Primitive Nodes
Low-level building blocks for dynamic, composable workflows
Primitive Nodes
Low-level building blocks for composing complex, data-driven workflows.
Overview
Unlike high-level nodes that handle specific tasks, primitives provide simple building blocks that compose into sophisticated patterns:
| Primitive | Purpose | LLM? |
|---|---|---|
EvalNode |
Context manipulation, loop control | No |
DynamicAgentNode |
Agent with runtime config | Yes |
DynamicCommandNode |
Shell with runtime config | No |
Design Philosophy
Primitives over abstractions.
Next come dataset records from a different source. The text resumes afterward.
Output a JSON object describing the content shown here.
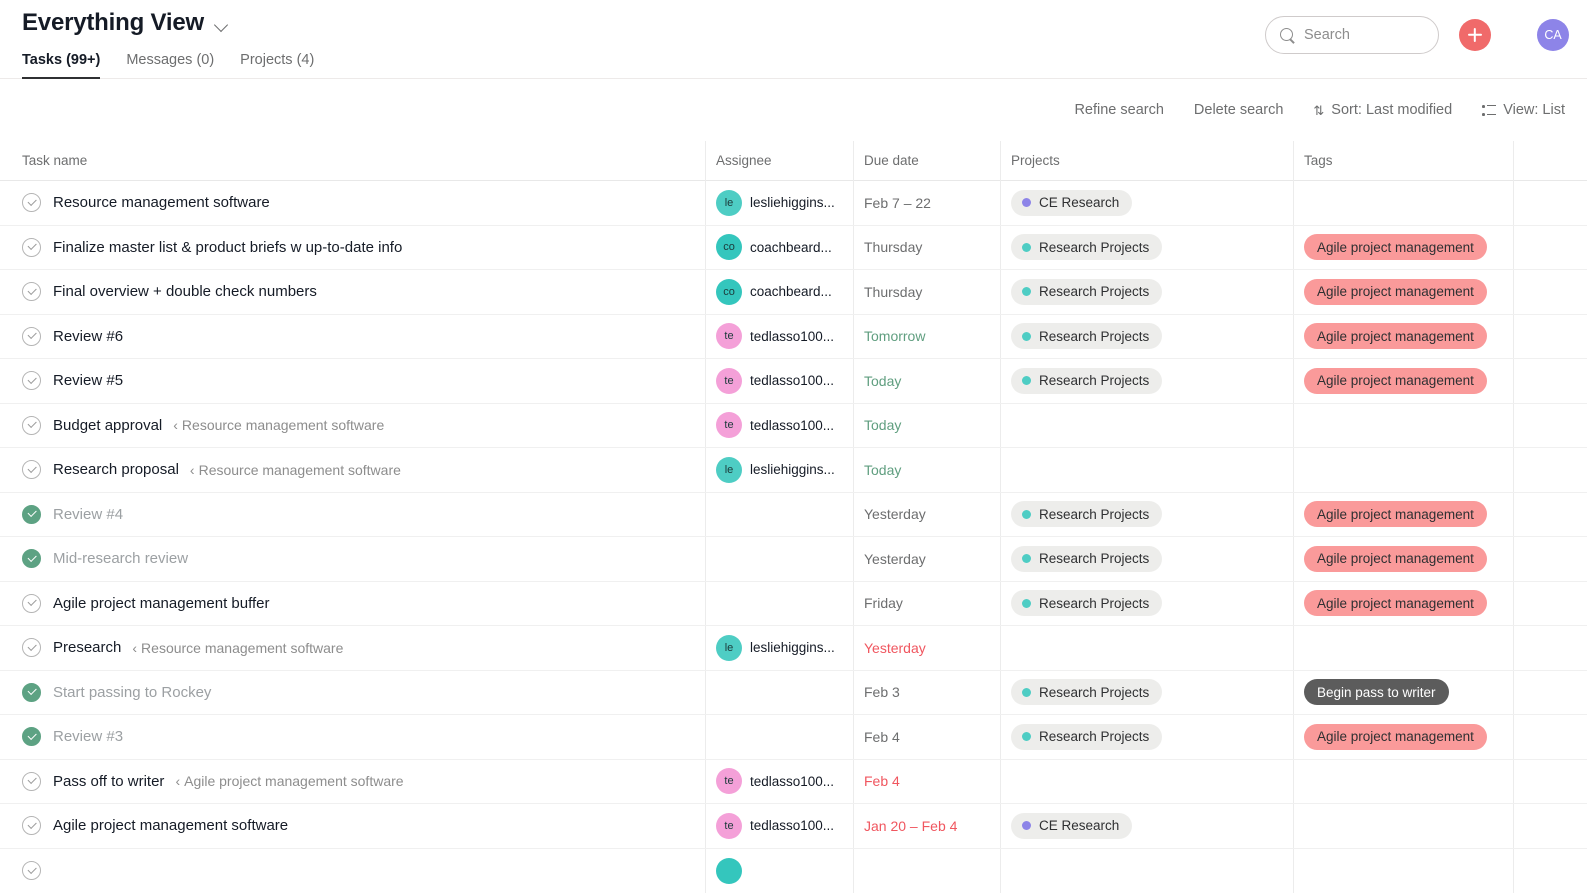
{
  "header": {
    "title": "Everything View",
    "chevron_icon": "chevron-down-icon",
    "tabs": [
      {
        "label": "Tasks (99+)",
        "active": true
      },
      {
        "label": "Messages (0)",
        "active": false
      },
      {
        "label": "Projects (4)",
        "active": false
      }
    ]
  },
  "search": {
    "placeholder": "Search",
    "value": "",
    "icon": "search-icon"
  },
  "add_button": {
    "icon": "plus-icon",
    "color": "#f06a6a"
  },
  "avatar": {
    "initials": "CA",
    "color": "#8d84e8"
  },
  "toolbar": {
    "refine_search": "Refine search",
    "delete_search": "Delete search",
    "sort": "Sort: Last modified",
    "sort_icon": "sort-arrows-icon",
    "view": "View: List",
    "view_icon": "list-view-icon"
  },
  "columns": [
    "Task name",
    "Assignee",
    "Due date",
    "Projects",
    "Tags"
  ],
  "colors": {
    "accent_red": "#f06a6a",
    "tag_salmon": "#fa9a9a",
    "tag_dark": "#5c5c5c",
    "project_teal": "#4ecdc4",
    "project_purple": "#8d84e8",
    "done_green": "#5da283",
    "due_green": "#5f9e7f",
    "due_red": "#f0565f",
    "avatar_teal_light": "#4ecdc4",
    "avatar_teal_dark": "#34c6bd",
    "avatar_pink": "#f4a0d8"
  },
  "rows": [
    {
      "name": "Resource management software",
      "parent": "",
      "done": false,
      "assignee": {
        "initials": "le",
        "name": "lesliehiggins...",
        "color": "#4ecdc4"
      },
      "due": {
        "text": "Feb 7 – 22",
        "state": "normal"
      },
      "project": {
        "label": "CE Research",
        "dot": "#8d84e8"
      },
      "tag": null
    },
    {
      "name": "Finalize master list & product briefs w up-to-date info",
      "parent": "",
      "done": false,
      "assignee": {
        "initials": "co",
        "name": "coachbeard...",
        "color": "#34c6bd"
      },
      "due": {
        "text": "Thursday",
        "state": "normal"
      },
      "project": {
        "label": "Research Projects",
        "dot": "#4ecdc4"
      },
      "tag": {
        "label": "Agile project management",
        "bg": "#fa9a9a",
        "fg": "#2f3032"
      }
    },
    {
      "name": "Final overview + double check numbers",
      "parent": "",
      "done": false,
      "assignee": {
        "initials": "co",
        "name": "coachbeard...",
        "color": "#34c6bd"
      },
      "due": {
        "text": "Thursday",
        "state": "normal"
      },
      "project": {
        "label": "Research Projects",
        "dot": "#4ecdc4"
      },
      "tag": {
        "label": "Agile project management",
        "bg": "#fa9a9a",
        "fg": "#2f3032"
      }
    },
    {
      "name": "Review #6",
      "parent": "",
      "done": false,
      "assignee": {
        "initials": "te",
        "name": "tedlasso100...",
        "color": "#f4a0d8"
      },
      "due": {
        "text": "Tomorrow",
        "state": "green"
      },
      "project": {
        "label": "Research Projects",
        "dot": "#4ecdc4"
      },
      "tag": {
        "label": "Agile project management",
        "bg": "#fa9a9a",
        "fg": "#2f3032"
      }
    },
    {
      "name": "Review #5",
      "parent": "",
      "done": false,
      "assignee": {
        "initials": "te",
        "name": "tedlasso100...",
        "color": "#f4a0d8"
      },
      "due": {
        "text": "Today",
        "state": "green"
      },
      "project": {
        "label": "Research Projects",
        "dot": "#4ecdc4"
      },
      "tag": {
        "label": "Agile project management",
        "bg": "#fa9a9a",
        "fg": "#2f3032"
      }
    },
    {
      "name": "Budget approval",
      "parent": "Resource management software",
      "done": false,
      "assignee": {
        "initials": "te",
        "name": "tedlasso100...",
        "color": "#f4a0d8"
      },
      "due": {
        "text": "Today",
        "state": "green"
      },
      "project": null,
      "tag": null
    },
    {
      "name": "Research proposal",
      "parent": "Resource management software",
      "done": false,
      "assignee": {
        "initials": "le",
        "name": "lesliehiggins...",
        "color": "#4ecdc4"
      },
      "due": {
        "text": "Today",
        "state": "green"
      },
      "project": null,
      "tag": null
    },
    {
      "name": "Review #4",
      "parent": "",
      "done": true,
      "assignee": null,
      "due": {
        "text": "Yesterday",
        "state": "normal"
      },
      "project": {
        "label": "Research Projects",
        "dot": "#4ecdc4"
      },
      "tag": {
        "label": "Agile project management",
        "bg": "#fa9a9a",
        "fg": "#2f3032"
      }
    },
    {
      "name": "Mid-research review",
      "parent": "",
      "done": true,
      "assignee": null,
      "due": {
        "text": "Yesterday",
        "state": "normal"
      },
      "project": {
        "label": "Research Projects",
        "dot": "#4ecdc4"
      },
      "tag": {
        "label": "Agile project management",
        "bg": "#fa9a9a",
        "fg": "#2f3032"
      }
    },
    {
      "name": "Agile project management buffer",
      "parent": "",
      "done": false,
      "assignee": null,
      "due": {
        "text": "Friday",
        "state": "normal"
      },
      "project": {
        "label": "Research Projects",
        "dot": "#4ecdc4"
      },
      "tag": {
        "label": "Agile project management",
        "bg": "#fa9a9a",
        "fg": "#2f3032"
      }
    },
    {
      "name": "Presearch",
      "parent": "Resource management software",
      "done": false,
      "assignee": {
        "initials": "le",
        "name": "lesliehiggins...",
        "color": "#4ecdc4"
      },
      "due": {
        "text": "Yesterday",
        "state": "red"
      },
      "project": null,
      "tag": null
    },
    {
      "name": "Start passing to Rockey",
      "parent": "",
      "done": true,
      "assignee": null,
      "due": {
        "text": "Feb 3",
        "state": "normal"
      },
      "project": {
        "label": "Research Projects",
        "dot": "#4ecdc4"
      },
      "tag": {
        "label": "Begin pass to writer",
        "bg": "#5c5c5c",
        "fg": "#ffffff"
      }
    },
    {
      "name": "Review #3",
      "parent": "",
      "done": true,
      "assignee": null,
      "due": {
        "text": "Feb 4",
        "state": "normal"
      },
      "project": {
        "label": "Research Projects",
        "dot": "#4ecdc4"
      },
      "tag": {
        "label": "Agile project management",
        "bg": "#fa9a9a",
        "fg": "#2f3032"
      }
    },
    {
      "name": "Pass off to writer",
      "parent": "Agile project management software",
      "done": false,
      "assignee": {
        "initials": "te",
        "name": "tedlasso100...",
        "color": "#f4a0d8"
      },
      "due": {
        "text": "Feb 4",
        "state": "red"
      },
      "project": null,
      "tag": null
    },
    {
      "name": "Agile project management software",
      "parent": "",
      "done": false,
      "assignee": {
        "initials": "te",
        "name": "tedlasso100...",
        "color": "#f4a0d8"
      },
      "due": {
        "text": "Jan 20 – Feb 4",
        "state": "red"
      },
      "project": {
        "label": "CE Research",
        "dot": "#8d84e8"
      },
      "tag": null
    },
    {
      "name": "",
      "parent": "",
      "done": false,
      "partial": true,
      "assignee": {
        "initials": "",
        "name": "",
        "color": "#34c6bd"
      },
      "due": {
        "text": "",
        "state": "red"
      },
      "project": null,
      "tag": null
    }
  ]
}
Instead of creating a TaskIteratorNode that does everything, we provide simple building blocks:
- EvalNode for pure state transformation
- DynamicAgentNode for AI execution with runtime config
- DynamicCommandNode for shell execution with runtime config
Combined with dynamic then transitions, these primitives enable any control flow pattern.
EvalNode
Pure context transformation without LLM calls.
Use Cases
- Loop index management
- Setting/computing derived values
- Array operations (push, filter, map)
- Conditional value assignment
- Accumulating results
Configuration
schema.eval('INCREMENT', {
// Pure function: state in, partial context out
update: (state) => ({
currentIndex: state.context.currentIndex + 1,
currentTask: state.context.tasks[state.context.currentIndex + 1],
}),
// Transition (static or dynamic)
then: (state) => state.context.currentTask ? 'EXECUTE' : 'DONE',
})
Result Storage
Stores metadata in state.context.lastEvalResult:
interface EvalResult {
success: boolean;
updatedKeys: string[]; // Keys that were updated
duration: number; // Execution time in ms
}
Examples
Increment Loop Counter
schema.eval('INCREMENT', {
update: (state) => ({
currentIndex: state.context.currentIndex + 1,
}),
then: 'CHECK_BOUNDS',
}),
Collect Results
schema.eval('COLLECT', {
update: (state) => ({
results: [...state.context.results, state.context.lastDynamicAgentResult],
}),
then: 'NEXT_ITEM',
}),
Set Current Item from Array
schema.eval('SET_CURRENT', {
update: (state) => {
const idx = state.context.currentIndex;
return {
currentTask: state.context.tasks[idx] ?? null,
};
},
then: (state) => state.context.currentTask ? 'PROCESS' : 'DONE',
}),
DynamicAgentNode
AI agent with configuration resolved at runtime from workflow state.
Use Cases
- Dynamic model selection per task
- Prompts generated by previous nodes
- Tool sets that vary based on context
- Per-task system prompts
Configuration
schema.dynamicAgent('EXECUTE_TASK', {
// Model: static or dynamic
model: (state) => state.context.currentTask.model, // 'haiku' | 'sonnet' | 'opus'
// Prompt: static or dynamic
prompt: (state) => state.context.currentTask.prompt,
// Optional system prompt (separate from user prompt)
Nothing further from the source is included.